Surface Flinger

<ZT> SurfaceFlinger

Original posted at http://tjc411.wordpress.com/android/surfaceflinger/
 
SurfaceFlinger is not what draws your window. It allocates a frame buffer for your window, which the framework running in your application draws directly to without interacting with SurfaceFlinger. The only interaction SurfaceFlinger is involved with when you draw your window is to composite the final new frame buffer to the screen once you are done drawing a frame.

1. What is SurfaceFlinger

SurfaceFlinger is one of Android native servers.

It just composes all the surfaces for different applications and send the final composed surface to the framebuffer.

Following is what SurfaceFlinger does:
a. Provide system-wide surface “composer”, handling all surface rendering to framebuffer device.
b.
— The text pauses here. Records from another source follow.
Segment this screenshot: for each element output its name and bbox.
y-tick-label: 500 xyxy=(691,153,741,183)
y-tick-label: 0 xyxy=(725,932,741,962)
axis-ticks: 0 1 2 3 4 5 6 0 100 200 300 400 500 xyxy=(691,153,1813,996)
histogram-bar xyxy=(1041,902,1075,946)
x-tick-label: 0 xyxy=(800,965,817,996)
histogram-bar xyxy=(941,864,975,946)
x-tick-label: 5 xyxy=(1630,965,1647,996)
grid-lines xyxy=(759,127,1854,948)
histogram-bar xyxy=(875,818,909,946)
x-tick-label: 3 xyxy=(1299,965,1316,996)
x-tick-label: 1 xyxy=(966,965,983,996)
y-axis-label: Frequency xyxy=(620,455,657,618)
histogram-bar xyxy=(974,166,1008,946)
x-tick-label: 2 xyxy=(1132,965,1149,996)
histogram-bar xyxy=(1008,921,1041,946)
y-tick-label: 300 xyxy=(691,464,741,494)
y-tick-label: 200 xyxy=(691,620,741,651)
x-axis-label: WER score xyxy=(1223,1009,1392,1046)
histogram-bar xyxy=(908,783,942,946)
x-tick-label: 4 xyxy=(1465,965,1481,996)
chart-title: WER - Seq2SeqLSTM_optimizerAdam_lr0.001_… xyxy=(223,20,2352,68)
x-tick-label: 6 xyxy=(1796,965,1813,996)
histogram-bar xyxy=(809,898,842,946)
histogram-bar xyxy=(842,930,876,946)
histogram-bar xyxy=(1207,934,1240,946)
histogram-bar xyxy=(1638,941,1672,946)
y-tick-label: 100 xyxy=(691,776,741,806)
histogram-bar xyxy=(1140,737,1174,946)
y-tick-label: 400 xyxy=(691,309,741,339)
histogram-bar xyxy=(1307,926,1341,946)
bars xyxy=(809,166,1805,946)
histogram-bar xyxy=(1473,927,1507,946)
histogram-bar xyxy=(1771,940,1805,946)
Can combine 2D and 3D surfaces and surfaces from multiple applications
c. Surfaces passed as buffers via Binder IPC calls
d. Can use OpenGL ES and 2D hardware accelerator for its compositions
e. Double-buffering using page-flip

2. SurfaceFlinger Initialization

If you look at SurfaceFlinger.cpp, SurfaceFlinger class is inherited from Thread class. It means when it’s created,it will stay in a loop waiting for events.

Before it waits for events in threadLoop(), readyToRun() gets called for initialization. (refer to Thread::_threadLoop())

status_t SurfaceFlinger::readyToRun()

{

LOGI( "SurfaceFlinger's main thread ready to run. "

"Initializing graphics H/W...");

// we only support one display currently

int dpy = 0;

{

// initialize the main display

GraphicPlane& plane(graphicPlane(dpy));

DisplayHardware* const hw = new DisplayHardware(this, dpy);

plane.setDisplayHardware(hw);

}

...

// Initialize OpenGL|ES

glPixelStorei(GL_UNPACK_ALIGNMENT, 4);

glPixelStorei(GL_PACK_ALIGNMENT, 4);

glEnableClientState(GL_VERTEX_ARRAY);

glEnable(GL_SCISSOR_TEST);

glShadeModel(GL_FLAT);

glDisable(GL_DITHER);

glDisable(GL_CULL_FACE);

...

}

/*

* Initialize the display to the specified values.

*

*/

DisplayHardware::DisplayHardware(

const sp<SurfaceFlinger>& flinger,

uint32_t dpy)

: DisplayHardwareBase(flinger, dpy),

mFlags(0)

{

init(dpy);

}

void DisplayHardware::init(uint32_t dpy)

{

...

// initialize EGL

EGLint attribs[] = {

EGL_SURFACE_TYPE, EGL_WINDOW_BIT,

EGL_NONE, 0,

EGL_NONE

};

...

EGLDisplay display = eglGetDisplay(EGL_DEFAULT_DISPLAY);

eglInitialize(display, NULL, NULL);

eglGetConfigs(display, NULL, 0, &numConfigs);

....

/*

* Create our main surface

*/

surface = eglCreateWindowSurface(display, config, mNativeWindow.get(), NULL);

eglQuerySurface(display, surface, EGL_WIDTH, &mWidth);

eglQuerySurface(display, surface, EGL_HEIGHT, &mHeight);

}

Following is what init() does:

1. EGL initialization
ESL is needed in order to support OpenGL ES by making connection to Native Window system.

2. Create a surface

EGL’s three types of surface:
windows: used for onscreen rendering (framebuffer)
pbuffers: used for offscreen rendering
pixmaps: used for offscreen rendering through native API

static int mapFrameBuffer(struct private_module_t* module)//hardware/*
-> open fb device
-> obtain FSCREEN_INFO and VSSCREEN_INFO
-> get buffer pointer that you can use to access fb device through mmap()

3. Create OpenGL ES Context

4. Gather OpenGL ES

5. Initialize HW Modules(copybit, overlay)
- copybit supports bitblt and stretchbitblt.
it is basically used for frequent operations when drawing such as copying and scaling.